Eyes on The Road, Hands on the Wheel, Mind on One Task

By Nicholas Worrell, Chief, Safety Advocacy Division

On April 3, I represented the National Transportation Safety Board (NTSB) at an event kicking off Distracted Driving Awareness Month and California Teen Driver Safety Week, in Sacramento. I challenged California to lead the nation in acting on NTSB’s 2011 recommendation to ban the nonemergency driver use of portable electronic devices that do not support the driving task. So far, many states have banned driver use of handheld phones, and all but three have banned texting and driving. But none go as far as our recommendation demands.

Sacramento CA - Press Conference
NTSB Chief of Safety Advocacy, Nicholas Worrell (at podium) addresses media at the April 3, 2019, Distracted Driving Awareness Month kick-off event in Sacramento, CA.

Since the Sacramento event, I’ve spoken about the recommendation to radio and television outlets in the Golden State, some with call-in segments, and I’ve read the comments on news websites covering my kickoff remarks. I’ve learned a lot about what most troubles (and impresses) people about the proposal:

  • Many gave examples of their experiences with dangerous distracted driving behavior on the road and supported the safety recommendation.
  • Some pointed out their personal ability to multitask (an ability at odds with the science of distraction).
  • Some disparaged the danger compared to other distractions (eg, people eating or putting on their makeup).
  • Some asked how the law can be enforced. Indeed, this is certainly a challenge, but one that could be addressed with technology, especially if device-makers get on board. California already bans all nonemergency use of these devices for young drivers and bus drivers, so there’s precedent.
  • Finally, many pointed to technology solutions, and I believe that they’re spot-on. In fact, in response to the same crash that spawned our proposed cell phone ban, we also issued a recommendation encouraging the Consumer Electronics Association to work with its members to disable drivers’ cell phones while driving (except for emergency use, and for use in support of the driving task). We would love to have a meaningful dialogue with device manufacturers through the CEA.

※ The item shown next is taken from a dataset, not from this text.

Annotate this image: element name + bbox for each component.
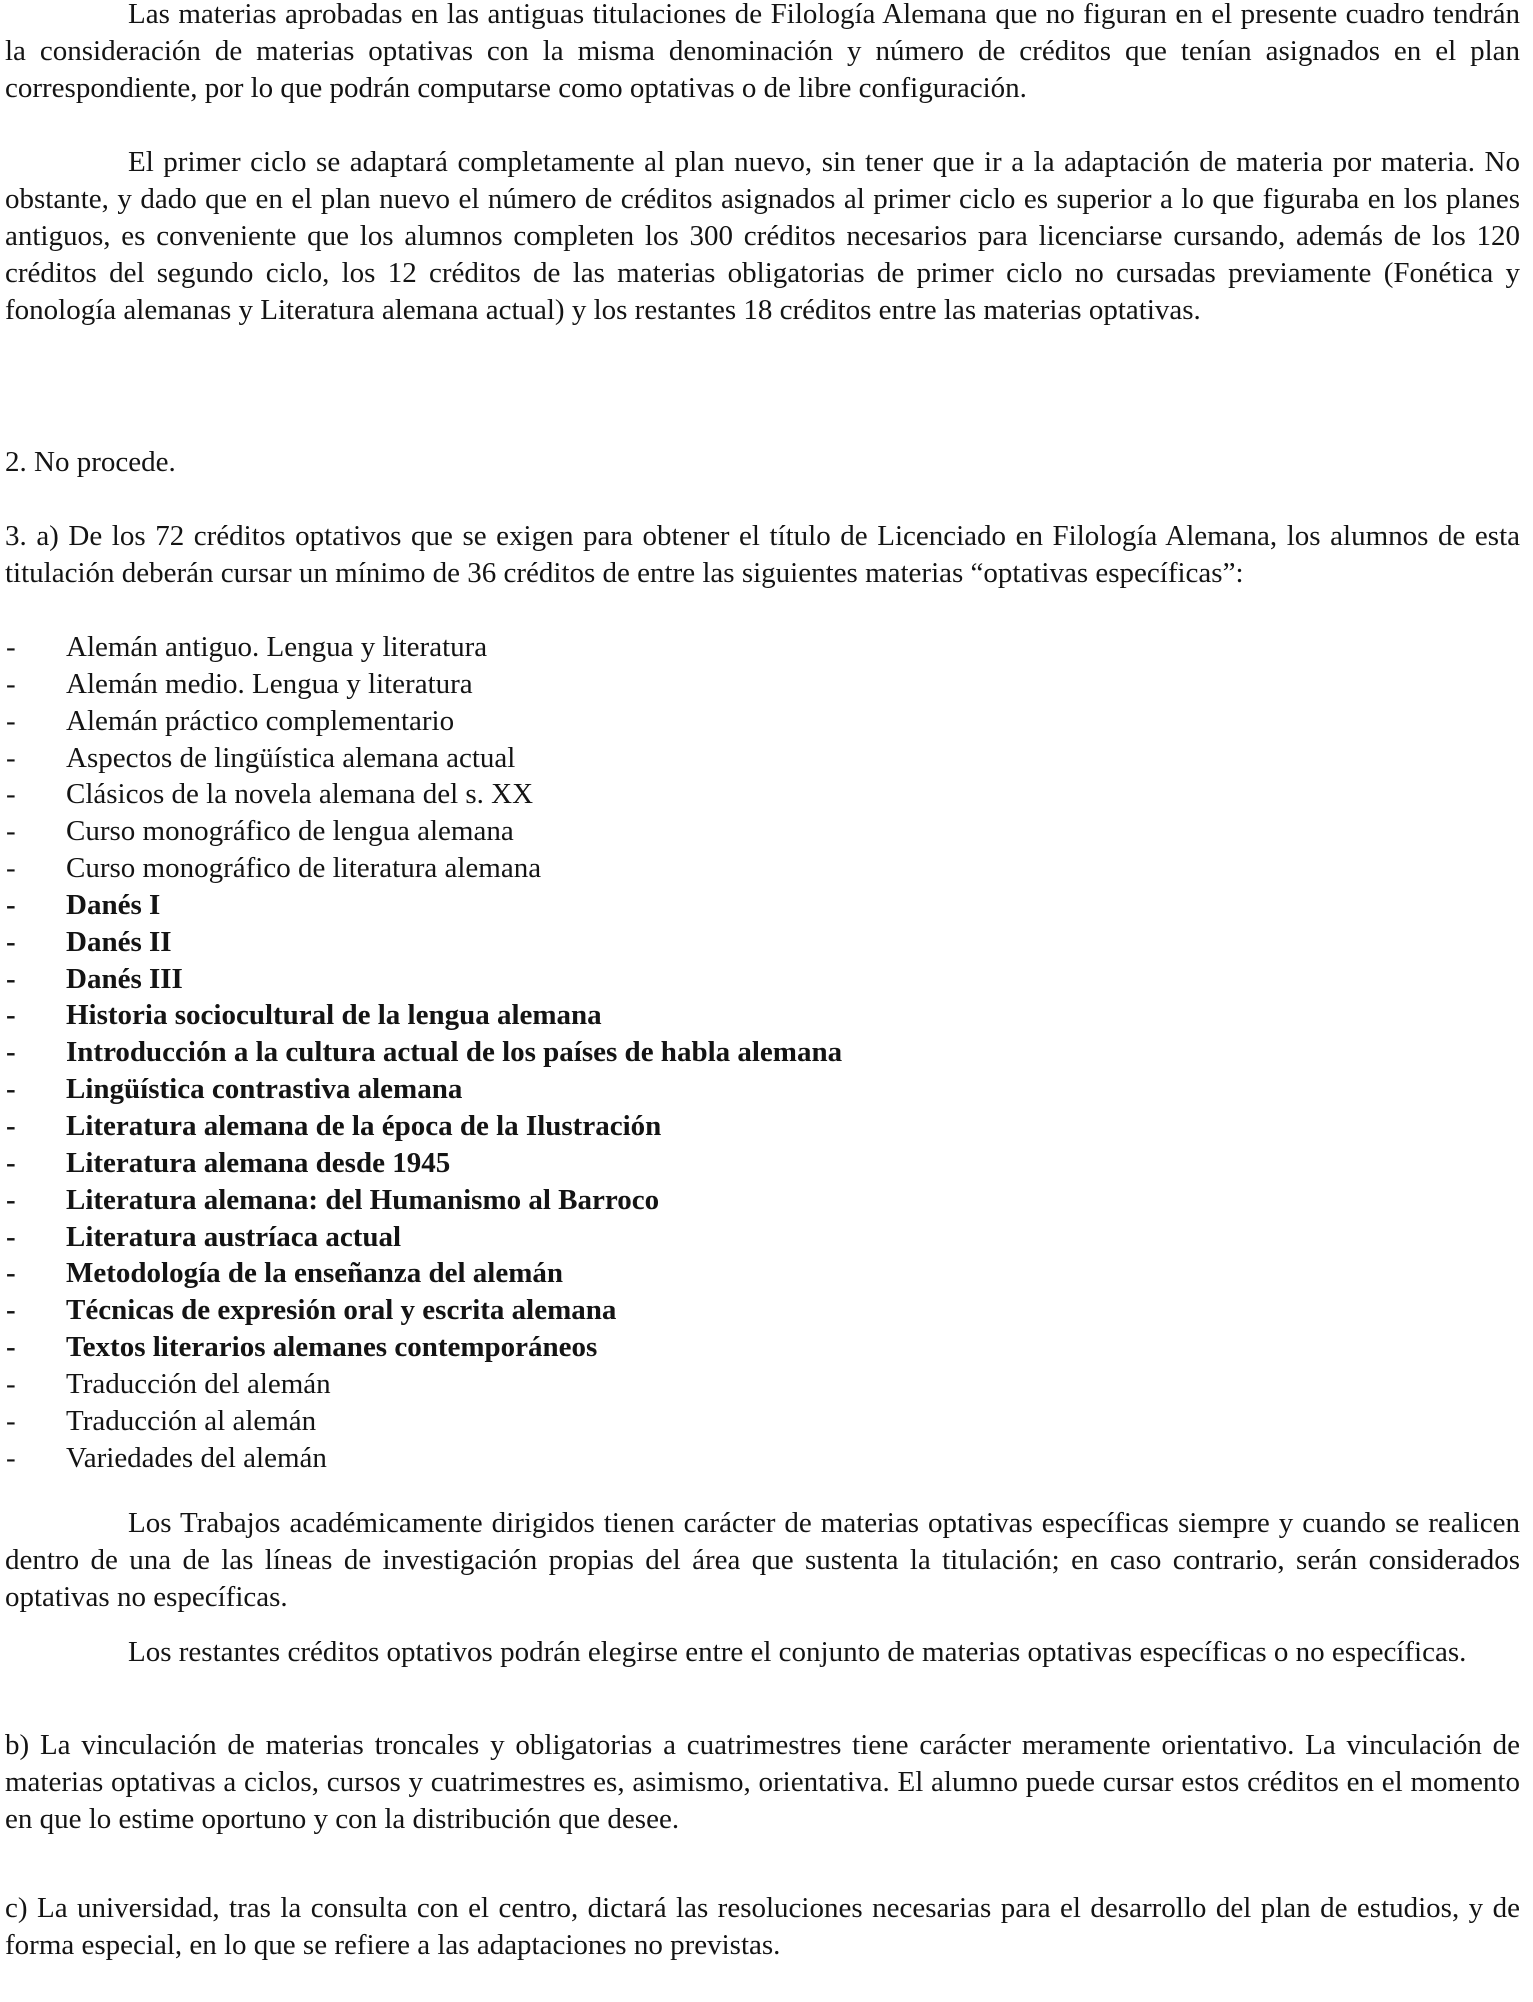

Distracted(4).jpgWhen you talk on a cell phone or become engaged with phone operations, your mind is not on the driving task. Have you ever shushed a passenger while you try to decide if you’re at your freeway exit? How about missed a turn or blown past a stopped school bus while having a conversation on your Bluetooth-enabled, hands-free smartphone? It turns out that we can’t really multitask. We slow down as we disengage from one task and engage in another. It even takes us longer to disengage and reengage our visual focus, to say nothing of completing a competing cognitive task. To experience this lag, just run through the first 10 letters of the alphabet out loud as quickly as you can. Then do the same with the numbers 1 to 10. Then try them together: A-1, B-2, and so on. Do you slow down when “multitasking”? Most people do.

People are quick to admit that manual and visual distraction can cause crashes, but few understand that cognitive distraction can be just as significant.

The NTSB believes that California should apply its cell-phone ban for bus drivers and novice drivers to the general driver population. We also believe that California is the perfect state to lead the charge to develop technology that will help end this deadly problem.